Als Hoppala bezeichnet man in Österreich einen kleine Ausrutscher, eine eher harmlose Fehlleistung, die geeignet ist, Menschen zu unterhalten. Dem war zum Beispiel in den 1980er Jahren eine ganze Sendereihe gewidmet, die der populäre Peter Rapp moderiert hat.
Sprache schafft persönliche und gesellschaftliche Realität. Wir entscheiden, ob sie verbirgt oder offenlegt. Unsere Wortwahl bestimmt unser Denken ganz wesentlich. Jeder Text hat Kontext und Subtext. Dabei hat Literatur ganz andere Funktionen als PR (Public Relations) oder gar Propaganda. Bei einer Literaturveranstaltung sollten diese Kategorien nicht durcheinanderkommen.
Die Kleine Zeitung titelte am 2. Juli 2019: „Hoppala wurde aufgeklärt“. Das ist amüsant, weil die „Aufklärung“ dezent verhüllt, was eigentlich geschehen war. Nämlich eine Zumutung, die etwas größer als ein gängiges Hoppala ausfiel.
Der Bericht schildert, man habe in Markt Hartmannsdorf erst während der großen Abschlußveranstaltung des Literaturwettbewerbes „Wortschatz“ bemerkt, daß Preisträgerin Irmgard Eixelberger versehentlich nicht eingeladen worden sei. Im nachhinein hätte man die Sache aufgeklärt und werde ihr eine „Trophäe“ in würdiger Form überreichen.
Ich möchte annehmen, Eixelberger hat einen Preis gewonnen, während eine Trophäe eher in den Bereich von Jagdbeute gehört. Wo gejagt wird, gibt es eine Strecke des Erlegten. Egal! Beim Festakt war ohnehin etwas anderes geschehen.
Herta Niederl-Lehmann, die vor allem als Exponentin der japanischen Kunstform Ikebana bekannt ist, staunte, daß ihre Geschichte, als sie dem Publikum vorgelesen wurde, nicht ihre Geschichte war. Da wurde ein ganz anderer Text zu hören. Gut, manchmal geht was schief, Dinge werden verwechselt. In solchen Fällen ist gewöhnlich der Boss gefordert, die Angelegenheit zu regeln. Statt dessen blieb Niederl-Lehmann der unangenehmen Situation vor Publikum ausgesetzt.
Ein Gast, der Unternehmer Ewald Ulrich, erzählte, man habe sie erst einmal wie bestellt und nicht abgeholt sitzengelassen, es hätte auch noch abschätzige Worte zu ihrem Text gegeben.

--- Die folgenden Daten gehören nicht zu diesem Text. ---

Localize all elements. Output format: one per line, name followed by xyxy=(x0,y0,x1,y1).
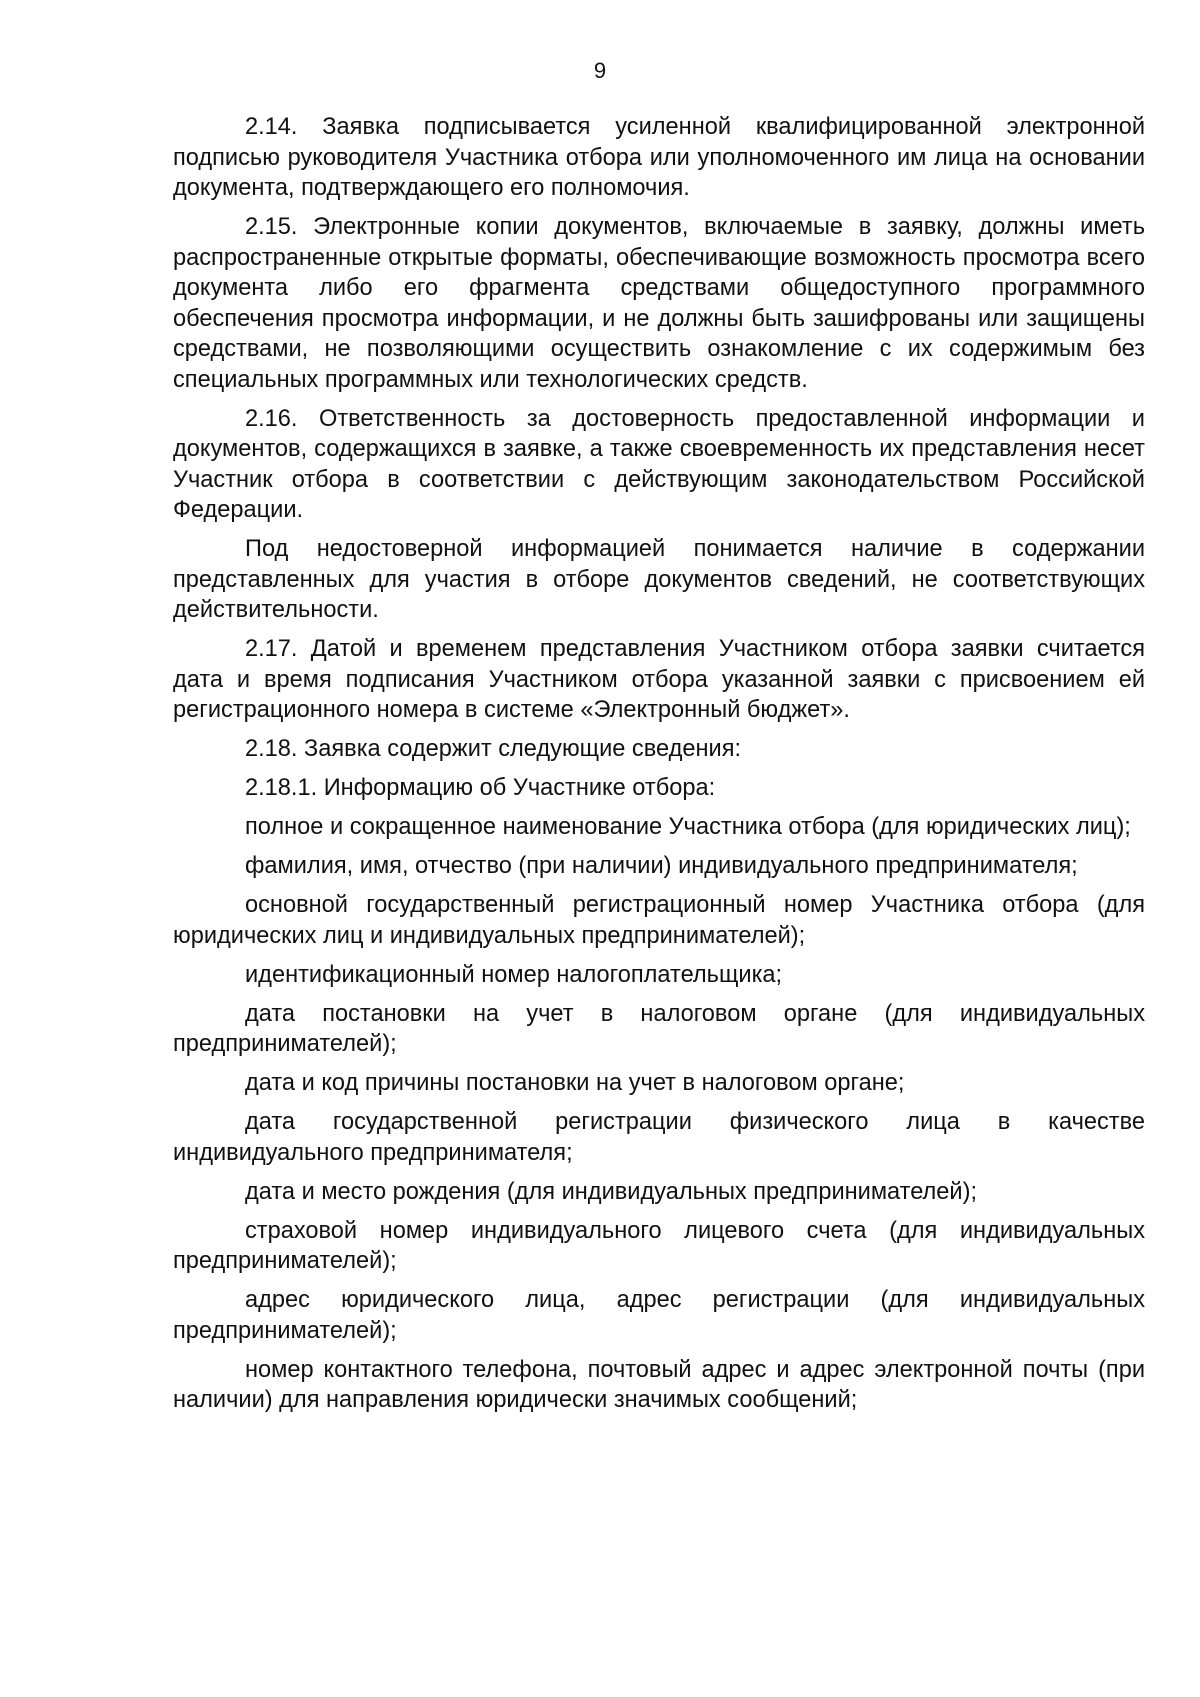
paragraph-unreliable-info: Под недостоверной информацией понимается наличие в содержании представленных для участия в отборе документов сведений, не соответствующих действительности. xyxy=(173,536,1145,623)
paragraph-2-17: 2.17. Датой и временем представления Участником отбора заявки считается дата и время подписания Участником отбора указанной заявки с присвоением ей регистрационного номера в системе «Электронный бюджет». xyxy=(173,636,1145,723)
document-body xyxy=(173,112,1145,1424)
list-item-ogrn: основной государственный регистрационный номер Участника отбора (для юридических лиц и индивидуальных предпринимателей); xyxy=(173,892,1145,949)
page-number: 9 xyxy=(593,58,607,83)
list-item-snils: страховой номер индивидуального лицевого счета (для индивидуальных предпринимателей); xyxy=(173,1217,1145,1274)
list-item-kpp: дата и код причины постановки на учет в налоговом органе; xyxy=(245,1070,905,1096)
list-item-contacts: номер контактного телефона, почтовый адрес и адрес электронной почты (при наличии) для направления юридически значимых сообщений; xyxy=(173,1356,1145,1413)
paragraph-2-16: 2.16. Ответственность за достоверность предоставленной информации и документов, содержащихся в заявке, а также своевременность их представления несет Участник отбора в соответствии с действующим законодательством Российской Федерации. xyxy=(173,405,1145,523)
paragraph-2-15: 2.15. Электронные копии документов, включаемые в заявку, должны иметь распространенные открытые форматы, обеспечивающие возможность просмотра всего документа либо его фрагмента средствами общедоступного программного обеспечения просмотра информации, и не должны быть зашифрованы или защищены средствами, не позволяющими осуществить ознакомление с их содержимым без специальных программных или технологических средств. xyxy=(173,214,1145,393)
list-item-address: адрес юридического лица, адрес регистрации (для индивидуальных предпринимателей); xyxy=(173,1287,1145,1344)
list-item-tax-registration-date: дата постановки на учет в налоговом органе (для индивидуальных предпринимателей); xyxy=(173,1000,1145,1057)
list-item-birth-date-place: дата и место рождения (для индивидуальных предпринимателей); xyxy=(245,1178,978,1205)
list-item-state-registration-date: дата государственной регистрации физического лица в качестве индивидуального предпринимателя; xyxy=(173,1109,1145,1166)
paragraph-2-14: 2.14. Заявка подписывается усиленной квалифицированной электронной подписью руководителя Участника отбора или уполномоченного им лица на основании документа, подтверждающего его полномочия. xyxy=(173,114,1145,201)
list-item-full-name: полное и сокращенное наименование Участника отбора (для юридических лиц); xyxy=(245,814,1131,840)
paragraph-2-18-1: 2.18.1. Информацию об Участнике отбора: xyxy=(245,775,716,801)
list-item-fio: фамилия, имя, отчество (при наличии) индивидуального предпринимателя; xyxy=(245,853,1078,879)
paragraph-2-18: 2.18. Заявка содержит следующие сведения: xyxy=(245,736,742,762)
list-item-inn: идентификационный номер налогоплательщика; xyxy=(245,961,783,988)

Schließlich habe wenigstens Peter Simonischek das Set professionell zu Ende gebracht.
Weder bei der Veranstaltung, noch hinterher fand es jemand der Mühe wert, sich bei der Künstlerin mit Worten des Bedauerns einzustellen. Sie schrieb am 2.7.2019: „Es gab von seiten des Verantwortlichen keine Entschuldigung oder Erklärung.“
Der Kulturbetrieb zeigt seit Jahren eine Tendenz, Kunst und Kultur zu Dienstboten des Marketings zu machen. Daher klappt es ja auch mit der Öffentlichkeitsarbeit, wo etwa beim Pressegespräch in „Sonni’s Garten“ lokale Honoratioren sich mit überregionaler Prominenz zeigten.

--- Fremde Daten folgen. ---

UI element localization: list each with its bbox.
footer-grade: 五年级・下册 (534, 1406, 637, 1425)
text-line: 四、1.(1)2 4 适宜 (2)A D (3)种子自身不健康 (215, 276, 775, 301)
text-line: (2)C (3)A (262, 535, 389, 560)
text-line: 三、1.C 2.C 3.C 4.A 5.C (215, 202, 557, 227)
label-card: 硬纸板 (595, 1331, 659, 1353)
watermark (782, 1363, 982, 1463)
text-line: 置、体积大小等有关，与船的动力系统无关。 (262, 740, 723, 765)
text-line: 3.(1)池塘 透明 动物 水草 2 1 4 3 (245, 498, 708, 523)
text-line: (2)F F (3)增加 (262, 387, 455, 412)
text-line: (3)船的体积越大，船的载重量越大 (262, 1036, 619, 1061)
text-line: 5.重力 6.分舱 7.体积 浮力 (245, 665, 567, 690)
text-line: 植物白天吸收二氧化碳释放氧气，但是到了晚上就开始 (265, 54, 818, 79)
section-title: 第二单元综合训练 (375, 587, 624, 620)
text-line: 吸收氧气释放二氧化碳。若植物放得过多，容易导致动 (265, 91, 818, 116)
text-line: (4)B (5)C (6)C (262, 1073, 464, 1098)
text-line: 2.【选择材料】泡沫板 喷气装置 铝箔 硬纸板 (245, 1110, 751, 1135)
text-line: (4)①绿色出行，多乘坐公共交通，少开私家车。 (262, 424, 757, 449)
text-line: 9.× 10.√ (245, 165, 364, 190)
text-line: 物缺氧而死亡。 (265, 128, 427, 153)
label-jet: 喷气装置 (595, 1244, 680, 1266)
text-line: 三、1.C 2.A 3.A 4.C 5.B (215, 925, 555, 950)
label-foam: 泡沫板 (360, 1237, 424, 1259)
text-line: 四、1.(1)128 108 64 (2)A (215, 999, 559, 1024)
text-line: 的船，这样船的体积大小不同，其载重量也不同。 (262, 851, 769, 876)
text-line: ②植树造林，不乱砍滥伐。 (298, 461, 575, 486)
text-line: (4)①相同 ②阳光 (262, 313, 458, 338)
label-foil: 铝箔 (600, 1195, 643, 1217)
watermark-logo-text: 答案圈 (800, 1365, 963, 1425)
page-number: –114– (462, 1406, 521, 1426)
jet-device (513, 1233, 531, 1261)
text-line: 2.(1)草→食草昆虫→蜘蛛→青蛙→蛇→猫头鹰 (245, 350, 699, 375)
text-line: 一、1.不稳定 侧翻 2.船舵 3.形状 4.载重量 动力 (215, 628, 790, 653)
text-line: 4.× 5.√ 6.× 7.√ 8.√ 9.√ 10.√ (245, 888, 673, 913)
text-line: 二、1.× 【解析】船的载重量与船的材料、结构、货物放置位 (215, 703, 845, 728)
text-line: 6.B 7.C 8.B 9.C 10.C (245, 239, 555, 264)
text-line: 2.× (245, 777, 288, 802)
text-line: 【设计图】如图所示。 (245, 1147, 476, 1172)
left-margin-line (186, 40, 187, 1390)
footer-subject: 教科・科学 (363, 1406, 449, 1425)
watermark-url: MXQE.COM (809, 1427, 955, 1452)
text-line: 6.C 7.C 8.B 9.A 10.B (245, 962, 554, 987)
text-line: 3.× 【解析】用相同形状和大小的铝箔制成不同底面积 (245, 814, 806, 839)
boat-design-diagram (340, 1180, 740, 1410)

Siehe dazu das anschaulich Foto mit Jurorin Christa Sonnleitner, Gleisdorfs Bürgermeister Christoph Stark, dem Schauspielerehepaar Brigitte Karner und Peter Simonischek, dem Markt Hartmannsdorfer Bürgermeister Otmar Hiebaum und Boss Werner Sonnleitner. (LINK)
Die Honoratioren haben also ihre PR bekommen, der Text verrät: „Organisator Werner Sonnleitner freut sich besonders, dass die Anzahl der Teilnehmer stetig mehr wird.“ Es ist ja klar, daß regionales Kulturgeschehen immer auch wichtige soziale Funktionen hat und daher die Berichterstattung ausreichend den Bemühungen der Funktionstragenden gewidmet sein möge.
Aber seit geraumer Zeit zeigt sich deutlich, daß am Umgang mit Kunstschaffenden Verbesserungen möglich wären. Die primären Kräfte des Kunstgeschehens sollten sich nicht gar zu sehr als Teil einer Statisterie fühlen müssen.
Immerhin ist das, historische gesehen, nach Jäger und Sammler einer der ältesten Berufe, von dem wir Kenntnis haben. Kunstschaffen darf daher als ein zentrales, womöglich konstituierendes Element von menschlicher Gemeinschaft angesehen werden.